Als am 19. April 2005 weißer Rauch über dem Vatikan aufstieg, hatte die katholische Kirche einen neuen Papst erhalten. Seither steht Joseph Ratzinger alias Benedikt XVI. an ihrer Spitze. Was sich die Kardinäle bei seiner Wahl gedacht haben, lässt sich unschwer erahnen: Die Kirche braucht einen Oberhirten, der in solch instabilen, bewegten Zeiten das politische Erbe seines Vorgängers, Johannes Paul II., geordnet verwaltet.

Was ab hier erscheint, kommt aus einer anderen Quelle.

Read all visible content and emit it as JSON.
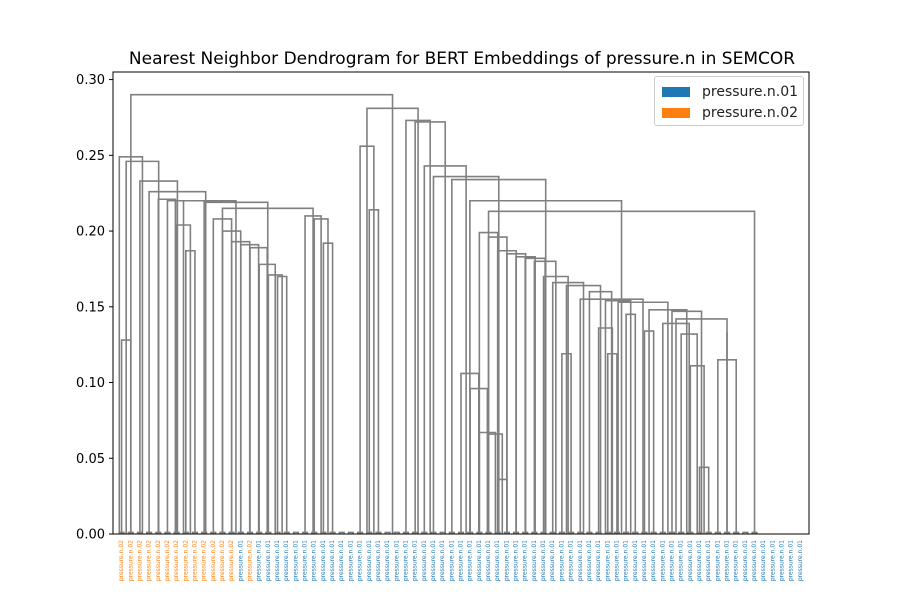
{
  "chart_data": {
    "type": "dendrogram",
    "title": "Nearest Neighbor Dendrogram for BERT Embeddings of pressure.n in SEMCOR",
    "xlabel": "",
    "ylabel": "",
    "ylim": [
      0,
      0.305
    ],
    "yticks": [
      "0.00",
      "0.05",
      "0.10",
      "0.15",
      "0.20",
      "0.25",
      "0.30"
    ],
    "ytick_values": [
      0,
      0.05,
      0.1,
      0.15,
      0.2,
      0.25,
      0.3
    ],
    "line_color": "#808080",
    "legend_position": "top-right",
    "legend": [
      {
        "name": "pressure.n.01",
        "color": "#1f77b4"
      },
      {
        "name": "pressure.n.02",
        "color": "#ff7f0e"
      }
    ],
    "leaf_labels": [
      "pressure.n.02",
      "pressure.n.02",
      "pressure.n.02",
      "pressure.n.02",
      "pressure.n.02",
      "pressure.n.02",
      "pressure.n.02",
      "pressure.n.02",
      "pressure.n.02",
      "pressure.n.02",
      "pressure.n.02",
      "pressure.n.02",
      "pressure.n.02",
      "pressure.n.02",
      "pressure.n.02",
      "pressure.n.02",
      "pressure.n.02",
      "pressure.n.02",
      "pressure.n.02",
      "pressure.n.02",
      "pressure.n.02",
      "pressure.n.02",
      "pressure.n.02",
      "pressure.n.02",
      "pressure.n.02",
      "pressure.n.01",
      "pressure.n.01",
      "pressure.n.01",
      "pressure.n.02",
      "pressure.n.01",
      "pressure.n.01",
      "pressure.n.01",
      "pressure.n.01",
      "pressure.n.01",
      "pressure.n.01",
      "pressure.n.01",
      "pressure.n.01",
      "pressure.n.01",
      "pressure.n.01",
      "pressure.n.01",
      "pressure.n.01",
      "pressure.n.01",
      "pressure.n.01",
      "pressure.n.01",
      "pressure.n.01",
      "pressure.n.01",
      "pressure.n.01",
      "pressure.n.01",
      "pressure.n.01",
      "pressure.n.01",
      "pressure.n.01",
      "pressure.n.01",
      "pressure.n.01",
      "pressure.n.01",
      "pressure.n.01",
      "pressure.n.01",
      "pressure.n.01",
      "pressure.n.01",
      "pressure.n.01",
      "pressure.n.01",
      "pressure.n.01",
      "pressure.n.01",
      "pressure.n.01",
      "pressure.n.01",
      "pressure.n.01",
      "pressure.n.01",
      "pressure.n.01",
      "pressure.n.01",
      "pressure.n.01",
      "pressure.n.01",
      "pressure.n.01",
      "pressure.n.01",
      "pressure.n.01",
      "pressure.n.01",
      "pressure.n.01",
      "pressure.n.01",
      "pressure.n.01",
      "pressure.n.01",
      "pressure.n.01",
      "pressure.n.01",
      "pressure.n.01",
      "pressure.n.01",
      "pressure.n.01",
      "pressure.n.01",
      "pressure.n.01",
      "pressure.n.01",
      "pressure.n.01",
      "pressure.n.01",
      "pressure.n.01",
      "pressure.n.01",
      "pressure.n.01",
      "pressure.n.01",
      "pressure.n.01",
      "pressure.n.01",
      "pressure.n.01",
      "pressure.n.01",
      "pressure.n.01",
      "pressure.n.01",
      "pressure.n.01",
      "pressure.n.01",
      "pressure.n.01",
      "pressure.n.01",
      "pressure.n.01",
      "pressure.n.01",
      "pressure.n.01",
      "pressure.n.01",
      "pressure.n.01",
      "pressure.n.01",
      "pressure.n.01",
      "pressure.n.01",
      "pressure.n.01",
      "pressure.n.01",
      "pressure.n.01",
      "pressure.n.01",
      "pressure.n.01",
      "pressure.n.01",
      "pressure.n.01",
      "pressure.n.01",
      "pressure.n.01",
      "pressure.n.01",
      "pressure.n.01",
      "pressure.n.01",
      "pressure.n.01",
      "pressure.n.01",
      "pressure.n.01",
      "pressure.n.01",
      "pressure.n.01",
      "pressure.n.01",
      "pressure.n.01",
      "pressure.n.01",
      "pressure.n.01",
      "pressure.n.01",
      "pressure.n.01",
      "pressure.n.01",
      "pressure.n.01",
      "pressure.n.01",
      "pressure.n.01",
      "pressure.n.01",
      "pressure.n.01",
      "pressure.n.01",
      "pressure.n.01",
      "pressure.n.01",
      "pressure.n.01",
      "pressure.n.01",
      "pressure.n.01",
      "pressure.n.01",
      "pressure.n.01",
      "pressure.n.01",
      "pressure.n.01",
      "pressure.n.01"
    ],
    "links": [
      {
        "x": [
          0,
          1
        ],
        "h": 0.001
      },
      {
        "x": [
          2,
          3
        ],
        "h": 0.001
      },
      {
        "x": [
          4,
          5
        ],
        "h": 0.001
      },
      {
        "x": [
          6,
          7
        ],
        "h": 0.001
      },
      {
        "x": [
          8,
          9
        ],
        "h": 0.001
      },
      {
        "x": [
          10,
          11
        ],
        "h": 0.001
      },
      {
        "x": [
          12,
          13
        ],
        "h": 0.001
      },
      {
        "x": [
          14,
          15
        ],
        "h": 0.001
      },
      {
        "x": [
          16,
          17
        ],
        "h": 0.001
      },
      {
        "x": [
          18,
          19
        ],
        "h": 0.001
      },
      {
        "x": [
          20,
          21
        ],
        "h": 0.001
      },
      {
        "x": [
          22,
          23
        ],
        "h": 0.001
      },
      {
        "x": [
          24,
          25
        ],
        "h": 0.001
      },
      {
        "x": [
          26,
          27
        ],
        "h": 0.001
      },
      {
        "x": [
          28,
          29
        ],
        "h": 0.001
      },
      {
        "x": [
          30,
          31
        ],
        "h": 0.001
      },
      {
        "x": [
          32,
          33
        ],
        "h": 0.001
      },
      {
        "x": [
          34,
          35
        ],
        "h": 0.001
      },
      {
        "x": [
          36,
          37
        ],
        "h": 0.001
      },
      {
        "x": [
          38,
          39
        ],
        "h": 0.001
      },
      {
        "x": [
          40,
          41
        ],
        "h": 0.001
      },
      {
        "x": [
          42,
          43
        ],
        "h": 0.001
      },
      {
        "x": [
          44,
          45
        ],
        "h": 0.001
      },
      {
        "x": [
          46,
          47
        ],
        "h": 0.001
      },
      {
        "x": [
          48,
          49
        ],
        "h": 0.001
      },
      {
        "x": [
          50,
          51
        ],
        "h": 0.001
      },
      {
        "x": [
          52,
          53
        ],
        "h": 0.001
      },
      {
        "x": [
          54,
          55
        ],
        "h": 0.001
      },
      {
        "x": [
          56,
          57
        ],
        "h": 0.001
      },
      {
        "x": [
          58,
          59
        ],
        "h": 0.001
      },
      {
        "x": [
          60,
          61
        ],
        "h": 0.001
      },
      {
        "x": [
          62,
          63
        ],
        "h": 0.001
      },
      {
        "x": [
          64,
          65
        ],
        "h": 0.001
      },
      {
        "x": [
          66,
          67
        ],
        "h": 0.001
      },
      {
        "x": [
          68,
          69
        ],
        "h": 0.001
      },
      {
        "x": [
          70,
          71
        ],
        "h": 0.001
      },
      {
        "x": [
          72,
          73
        ],
        "h": 0.001
      },
      {
        "x": [
          74,
          75
        ],
        "h": 0.001
      },
      {
        "x": [
          76,
          77
        ],
        "h": 0.001
      },
      {
        "x": [
          78,
          79
        ],
        "h": 0.001
      },
      {
        "x": [
          80,
          81
        ],
        "h": 0.001
      },
      {
        "x": [
          82,
          83
        ],
        "h": 0.001
      },
      {
        "x": [
          84,
          85
        ],
        "h": 0.001
      },
      {
        "x": [
          86,
          87
        ],
        "h": 0.001
      },
      {
        "x": [
          88,
          89
        ],
        "h": 0.001
      },
      {
        "x": [
          90,
          91
        ],
        "h": 0.001
      },
      {
        "x": [
          92,
          93
        ],
        "h": 0.001
      },
      {
        "x": [
          94,
          95
        ],
        "h": 0.001
      },
      {
        "x": [
          96,
          97
        ],
        "h": 0.001
      },
      {
        "x": [
          98,
          99
        ],
        "h": 0.001
      },
      {
        "x": [
          100,
          101
        ],
        "h": 0.001
      },
      {
        "x": [
          102,
          103
        ],
        "h": 0.001
      },
      {
        "x": [
          104,
          105
        ],
        "h": 0.001
      },
      {
        "x": [
          106,
          107
        ],
        "h": 0.001
      },
      {
        "x": [
          108,
          109
        ],
        "h": 0.001
      },
      {
        "x": [
          110,
          111
        ],
        "h": 0.001
      },
      {
        "x": [
          112,
          113
        ],
        "h": 0.001
      },
      {
        "x": [
          114,
          115
        ],
        "h": 0.001
      },
      {
        "x": [
          116,
          117
        ],
        "h": 0.001
      },
      {
        "x": [
          118,
          119
        ],
        "h": 0.001
      },
      {
        "x": [
          120,
          121
        ],
        "h": 0.001
      },
      {
        "x": [
          122,
          123
        ],
        "h": 0.001
      },
      {
        "x": [
          124,
          125
        ],
        "h": 0.001
      },
      {
        "x": [
          126,
          127
        ],
        "h": 0.001
      },
      {
        "x": [
          128,
          129
        ],
        "h": 0.001
      },
      {
        "x": [
          130,
          131
        ],
        "h": 0.001
      },
      {
        "x": [
          132,
          133
        ],
        "h": 0.001
      },
      {
        "x": [
          134,
          135
        ],
        "h": 0.001
      },
      {
        "x": [
          136,
          137
        ],
        "h": 0.001
      },
      {
        "x": [
          138,
          139
        ],
        "h": 0.001
      },
      {
        "x": [
          0.5,
          2.5
        ],
        "h": 0.128
      },
      {
        "x": [
          34.5,
          36.5
        ],
        "h": 0.17
      },
      {
        "x": [
          32.5,
          35.5
        ],
        "h": 0.171
      },
      {
        "x": [
          30.5,
          34
        ],
        "h": 0.178
      },
      {
        "x": [
          28.5,
          32.25
        ],
        "h": 0.189
      },
      {
        "x": [
          26.5,
          30.375
        ],
        "h": 0.191
      },
      {
        "x": [
          24.5,
          28.4375
        ],
        "h": 0.193
      },
      {
        "x": [
          22.5,
          26.46875
        ],
        "h": 0.2
      },
      {
        "x": [
          20.5,
          24.484375
        ],
        "h": 0.208
      },
      {
        "x": [
          44.5,
          46.5
        ],
        "h": 0.192
      },
      {
        "x": [
          42.5,
          45.5
        ],
        "h": 0.208
      },
      {
        "x": [
          40.5,
          44
        ],
        "h": 0.21
      },
      {
        "x": [
          22.4921875,
          42.25
        ],
        "h": 0.215
      },
      {
        "x": [
          18.5,
          32.37109375
        ],
        "h": 0.219
      },
      {
        "x": [
          14.5,
          16.5
        ],
        "h": 0.187
      },
      {
        "x": [
          12.5,
          15.5
        ],
        "h": 0.204
      },
      {
        "x": [
          10.5,
          14
        ],
        "h": 0.22
      },
      {
        "x": [
          8.5,
          12.25
        ],
        "h": 0.221
      },
      {
        "x": [
          12.25,
          25.435546875
        ],
        "h": 0.22
      },
      {
        "x": [
          6.5,
          18.8427734375
        ],
        "h": 0.226
      },
      {
        "x": [
          4.5,
          12.67138671875
        ],
        "h": 0.233
      },
      {
        "x": [
          1.5,
          8.585693359375
        ],
        "h": 0.246
      },
      {
        "x": [
          0,
          5.0428466796875
        ],
        "h": 0.249
      },
      {
        "x": [
          54.5,
          56.5
        ],
        "h": 0.214
      },
      {
        "x": [
          52.5,
          55.5
        ],
        "h": 0.256
      },
      {
        "x": [
          82.5,
          84.5
        ],
        "h": 0.036
      },
      {
        "x": [
          80.5,
          83.5
        ],
        "h": 0.066
      },
      {
        "x": [
          78.5,
          82
        ],
        "h": 0.067
      },
      {
        "x": [
          76.5,
          80.25
        ],
        "h": 0.096
      },
      {
        "x": [
          74.5,
          78.375
        ],
        "h": 0.106
      },
      {
        "x": [
          106.5,
          108.5
        ],
        "h": 0.119
      },
      {
        "x": [
          104.5,
          107.5
        ],
        "h": 0.136
      },
      {
        "x": [
          110.5,
          112.5
        ],
        "h": 0.145
      },
      {
        "x": [
          106,
          111.5
        ],
        "h": 0.154
      },
      {
        "x": [
          96.5,
          98.5
        ],
        "h": 0.119
      },
      {
        "x": [
          126.5,
          128.5
        ],
        "h": 0.044
      },
      {
        "x": [
          124.5,
          127.5
        ],
        "h": 0.111
      },
      {
        "x": [
          122.5,
          126
        ],
        "h": 0.132
      },
      {
        "x": [
          118.5,
          124.25
        ],
        "h": 0.139
      },
      {
        "x": [
          130.5,
          134.5
        ],
        "h": 0.115
      },
      {
        "x": [
          132.5,
          132.5
        ],
        "h": 0.133
      },
      {
        "x": [
          121.375,
          132.5
        ],
        "h": 0.142
      },
      {
        "x": [
          114.5,
          116.5
        ],
        "h": 0.134
      },
      {
        "x": [
          120.5,
          126.9375
        ],
        "h": 0.147
      },
      {
        "x": [
          115.5,
          123.71875
        ],
        "h": 0.148
      },
      {
        "x": [
          108.75,
          119.609375
        ],
        "h": 0.153
      },
      {
        "x": [
          100.5,
          114.1796875
        ],
        "h": 0.155
      },
      {
        "x": [
          102.5,
          107.33984375
        ],
        "h": 0.16
      },
      {
        "x": [
          97.5,
          104.919921875
        ],
        "h": 0.164
      },
      {
        "x": [
          94.5,
          101.2099609375
        ],
        "h": 0.166
      },
      {
        "x": [
          92.5,
          97.85498046875
        ],
        "h": 0.17
      },
      {
        "x": [
          90.5,
          95.177490234375
        ],
        "h": 0.18
      },
      {
        "x": [
          88.5,
          92.8387451171875
        ],
        "h": 0.182
      },
      {
        "x": [
          86.5,
          90.66937255859375
        ],
        "h": 0.183
      },
      {
        "x": [
          84.5,
          88.58468627929688
        ],
        "h": 0.185
      },
      {
        "x": [
          82.5,
          86.54234313964844
        ],
        "h": 0.187
      },
      {
        "x": [
          80.5,
          84.52117156982422
        ],
        "h": 0.196
      },
      {
        "x": [
          78.5,
          82.5105857849121
        ],
        "h": 0.199
      },
      {
        "x": [
          80.50529289245605,
          138.5
        ],
        "h": 0.213
      },
      {
        "x": [
          76.4375,
          109.50264644622803
        ],
        "h": 0.22
      },
      {
        "x": [
          72.5,
          92.97007322311401
        ],
        "h": 0.234
      },
      {
        "x": [
          68.5,
          82.735036611557
        ],
        "h": 0.236
      },
      {
        "x": [
          66.5,
          75.6175183057785
        ],
        "h": 0.243
      },
      {
        "x": [
          64.5,
          71.05875915288925
        ],
        "h": 0.272
      },
      {
        "x": [
          62.5,
          67.77937957644463
        ],
        "h": 0.273
      },
      {
        "x": [
          54,
          65.13968978822231
        ],
        "h": 0.281
      },
      {
        "x": [
          2.52142333984375,
          59.56984489411116
        ],
        "h": 0.29
      }
    ]
  }
}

Joseph Ratzinger (Jahrgang 1927), ein Spross aus dem erz-katholischen Oberbayern, wurde der religiöse Wahnsinn schon quasi in die Wiege gelegt. Weder die Erfahrungen als Jugendlicher in Priesterseminaren noch seine Mitgliedschaft in der Hitler-Jugend ließen ihn vom rechten Weg abkommen. Zielstrebig steuerte er den Pfarrersberuf an. Nach dem Krieg studierte er Theologie und fühlte sich vor allem von den Lehren des Kirchenvaters Augustinus sehr angezogen. Ratzinger stellte sich damit in die Tradition einer extrem reaktionären Kirche.
Vorbild Augustinus
So lehnte Augustinus die Vorstellung von einem „Reich Gottes auf Erden“ ab, weil die Aussicht auf fleischliche Genüsse und Schlemmereien in einem irdischen Reich, von einem ernsthaften Einhalten der kirchlichen Gebote abhalten würde. Augustinus Werk vom „Gottesstaat“ postulierte, dass der Mensch nur durch Gehorsam gegenüber der Kirche der Hölle entfliehen könne. Weitere Dogmen aus der Feder von Augustinus sind die Erbsündenlehre, die Vorstellung von einem Fegefeuer und ewigen Höllenqualen. Was natürlich nicht fehlen darf ist ein ausgeprägter Antijudaismus. Seine Aussagen waren später sehr dienlich bei der Rechtfertigung von katholisch motivierten antisemitischen Progromen. Seine politische Bedeutung hatte Augustinus auch durch seinen Kampf gegen Ketzer in der Kirche, welchen die Inquisition zur Legitimation ihrer brutalen Methoden heranzog, und durch seine Rechtfertigung eines „gerechten Krieges“ gegen Barbaren.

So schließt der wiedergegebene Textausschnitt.